Estimates of fixed effects from the main effects and interaction models (Table 3) indicate that, holding all other variables and random effects constant, neuroticism was significantly positively associated with CG. In addition, characteristics unique to each death—namely, age of the deceased and months since death—had independent effects on CG. Older age of the deceased was significantly associated with reduced CG at the within-cluster level (i.e., relative to the average age of the deceased individuals reported by the participant, and relative to the average age of deceased individuals of the same relationship type). Older age of the deceased was also significantly associated with reduced CG both between participants and between relationships (i.e., CG scores from participants who tended to report the deaths of older individuals, and CG scores pertaining to relationships in which the deceased tended to be older, were lower). Similarly, more time since death was significantly associated with lower CG at both the within-cluster level and between participants.

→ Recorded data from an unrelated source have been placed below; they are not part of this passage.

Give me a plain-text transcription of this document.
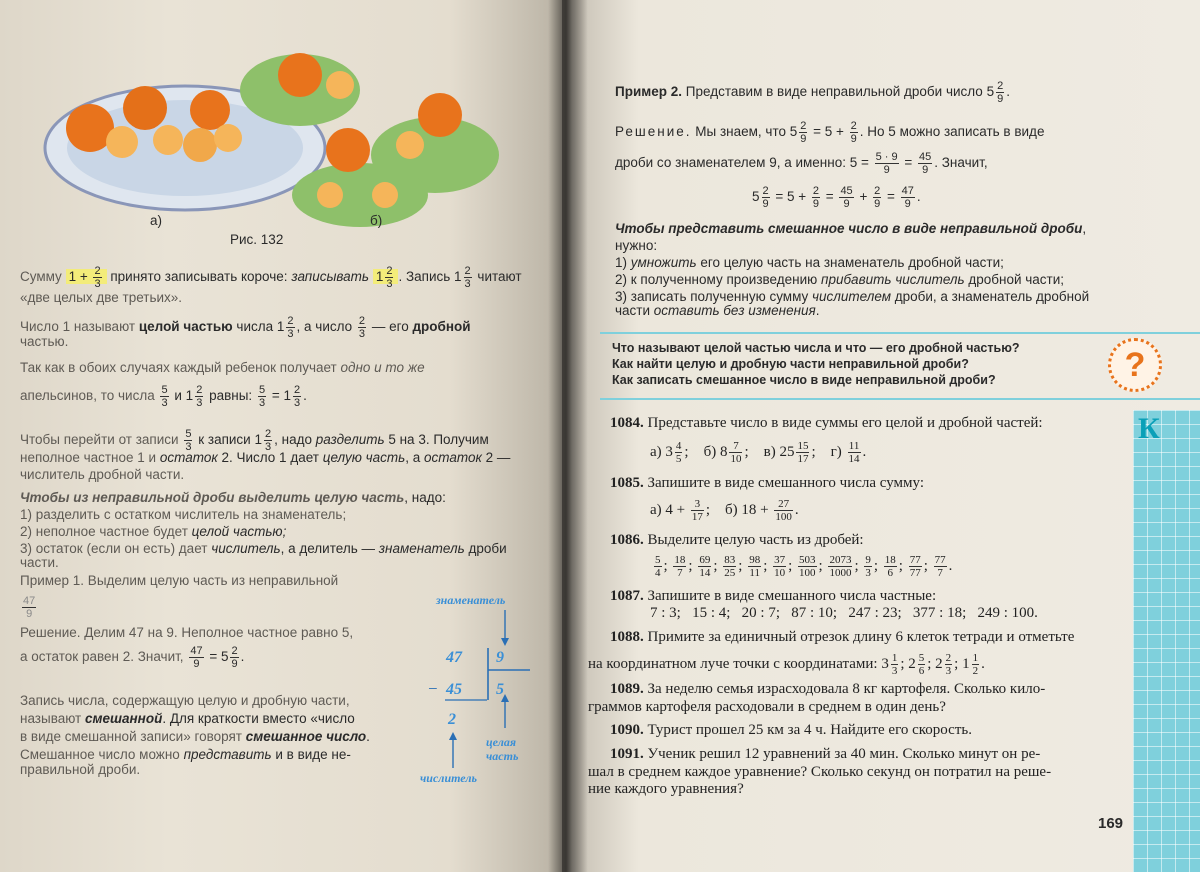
а)	б)
Рис. 132
Сумму $1 + \frac{2}{3}$ принято записывать короче: записывать $1 \frac{2}{3}$ . Запись $1 \frac{2}{3}$ читают
«две целых две третьих».
Число 1 называют целой частью числа $1 \frac{2}{3}$ , а число $\frac{2}{3}$ — его дробной
частью.
Так как в обоих случаях каждый ребенок получает одно и то же
апельсинов, то числа $\frac{5}{3}$ и $1 \frac{2}{3}$ равны: $\frac{5}{3} = 1 \frac{2}{3}$ .
Чтобы перейти от записи $\frac{5}{3}$ к записи $1 \frac{2}{3}$ , надо разделить 5 на 3. Получим
неполное частное 1 и остаток 2. Число 1 дает целую часть, а остаток 2 —
числитель дробной части.
Чтобы из неправильной дроби выделить целую часть, надо:
1) разделить с остатком числитель на знаменатель;
2) неполное частное будет целой частью;
3) остаток (если он есть) дает числитель, а делитель — знаменатель дроби
части.
Пример 1. Выделим целую часть из неправильной
$\frac{47}{9}$
Решение. Делим 47 на 9. Неполное частное равно 5,
а остаток равен 2. Значит, $\frac{47}{9} = 5 \frac{2}{9}$ .
Запись числа, содержащую целую и дробную части,
называют смешанной. Для краткости вместо «число
в виде смешанной записи» говорят смешанное число.
Смешанное число можно представить и в виде не-
правильной дроби.
–
47 9
45 5
2
знаменатель
целая часть
числитель
Пример 2. Представим в виде неправильной дроби число $5 \frac{2}{9}$ .
Решение. Мы знаем, что $5 \frac{2}{9} = 5 + \frac{2}{9}$ . Но 5 можно записать в виде
дроби со знаменателем 9, а именно: $5 = \frac{5 \cdot 9}{9} = \frac{45}{9}$ . Значит,
$5 \frac{2}{9} = 5 + \frac{2}{9} = \frac{45}{9} + \frac{2}{9} = \frac{47}{9}$ .
Чтобы представить смешанное число в виде неправильной дроби,
нужно:
1) умножить его целую часть на знаменатель дробной части;
2) к полученному произведению прибавить числитель дробной части;
3) записать полученную сумму числителем дроби, а знаменатель дробной
части оставить без изменения.
Что называют целой частью числа и что — его дробной частью?
Как найти целую и дробную части неправильной дроби?
Как записать смешанное число в виде неправильной дроби?	?
К
1084. Представьте число в виде суммы его целой и дробной частей:
а) $3 \frac{4}{5}$ ;    б) $8 \frac{7}{10}$ ;    в) $25 \frac{15}{17}$ ;    $г) \frac{11}{14}$ .
1085. Запишите в виде смешанного числа сумму:
а) $4 + \frac{3}{17}$ ;    б) $18 + \frac{27}{100}$ .
1086. Выделите целую часть из дробей:
$\frac{5}{4}$ ; $\frac{18}{7}$ ; $\frac{69}{14}$ ; $\frac{83}{25}$ ; $\frac{98}{11}$ ; $\frac{37}{10}$ ; $\frac{503}{100}$ ; $\frac{2073}{1000}$ ; $\frac{9}{3}$ ; $\frac{18}{6}$ ; $\frac{77}{77}$ ; $\frac{77}{7}$ .
1087. Запишите в виде смешанного числа частные:
7 : 3;   15 : 4;   20 : 7;   87 : 10;   247 : 23;   377 : 18;   249 : 100.
1088. Примите за единичный отрезок длину 6 клеток тетради и отметьте
на координатном луче точки с координатами: $3 \frac{1}{3}$ ; $2 \frac{5}{6}$ ; $2 \frac{2}{3}$ ; $1 \frac{1}{2}$ .
1089. За неделю семья израсходовала 8 кг картофеля. Сколько кило-
граммов картофеля расходовали в среднем в один день?
1090. Турист прошел 25 км за 4 ч. Найдите его скорость.
1091. Ученик решил 12 уравнений за 40 мин. Сколько минут он ре-
шал в среднем каждое уравнение? Сколько секунд он потратил на реше-
ние каждого уравнения?
169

In the main effects model, social support had a significant main effect and was associated with lower CG. Degree of relatedness also exerted a main effect with first-degree relative status being a significant predictor of greater CG. The interaction model that included the product of these variables, however, resulted in significant improvement in model fit (χ2(1) = 6.38, p < .012). The interaction is depicted in Figure 2 and reveals a significant association between higher social support and less severe CG response when the deceased individual was a first-degree relative (p < .001). The effect was reduced and did not significantly differ from zero when the deceased individual was a more distant relative or non-kin (p = .06). As a sensitivity analysis, we re-ran our models including additional covariates that were not central to the study aims, but that could conceivably have contributed to CG outcomes. Specifically, we controlled for whether the cause of death was an accident or COVID-19, as well as if the participant was residing in North America. Inclusion of these variables did not change the direction or significance of the variables of interest (see Supplemental Table 2). Effect of baseline social support on complicated grief outcome moderated by degree of relatedness. Note. Social support variable is centered. Degree of relatedness is dummy coded with 1 indicating that the deceased individual was a first-degree relative. Interaction between social support and degree of relatedness is significant (p = .010).
Discussion
In line with study hypotheses, neuroticism and social support emerged as psychosocial factors relevant to the development of CG symptoms in the context of the COVID-19 pandemic. Independent of phenomena characterizing unique instances of bereavement (degree of relatedness, age of the deceased, months since death), individual differences in neuroticism and social support had, respectively, prospective positive and negative associations with CG symptoms. The effects remained controlling for sociodemographic variables (i.e., age, gender, educational attainment), and in sensitivity analyses that accounted for place of residence and cause of death, increasing confidence in the observed effects.
With regard to neuroticism, our results support conceptualizations as a non-specific risk factor for a range of adverse psychological and physiological health outcomes (Lahey, 2009), including poorer psychological adaptation following loss (Kuhn & Brulé, 2019; Wijngaards-de Meij et al., 2007). As a personality trait, neuroticism is largely impervious to change over the long-term, including in response to bereavement (Bühler et al., 2023). That said, our prospective assessments guarded against the possibility that neuroticism scores reflected temporary perturbations in distress following loss (Ormel et al., 2012). Similarly, in assessing social support prior to bereavement, we were able to examine its role as an intrapersonal resource, and capture its protective effect while avoiding the conflation with distress that can occur when the construct is assessed following a major stressor such as bereavement (Thoits, 2011). For instance, an individual may elicit more support from their network if they are highly distressed by a loss, thereby temporarily inflating their perception of support availability (DeLongis & Holtzman, 2005; Hobfoll, 2010; Lazarus & Folkman, 1984). By designing our study to avoid this potential confound, our findings support the role that social support availability may play in guarding against CG symptom development post-loss. In doing so, the results also provide insight into how social support may have conferred benefit in the context of the pandemic, a time when the benefits of social support may have been less robust than in pre-pandemic contexts (Mitchell et al., 2022).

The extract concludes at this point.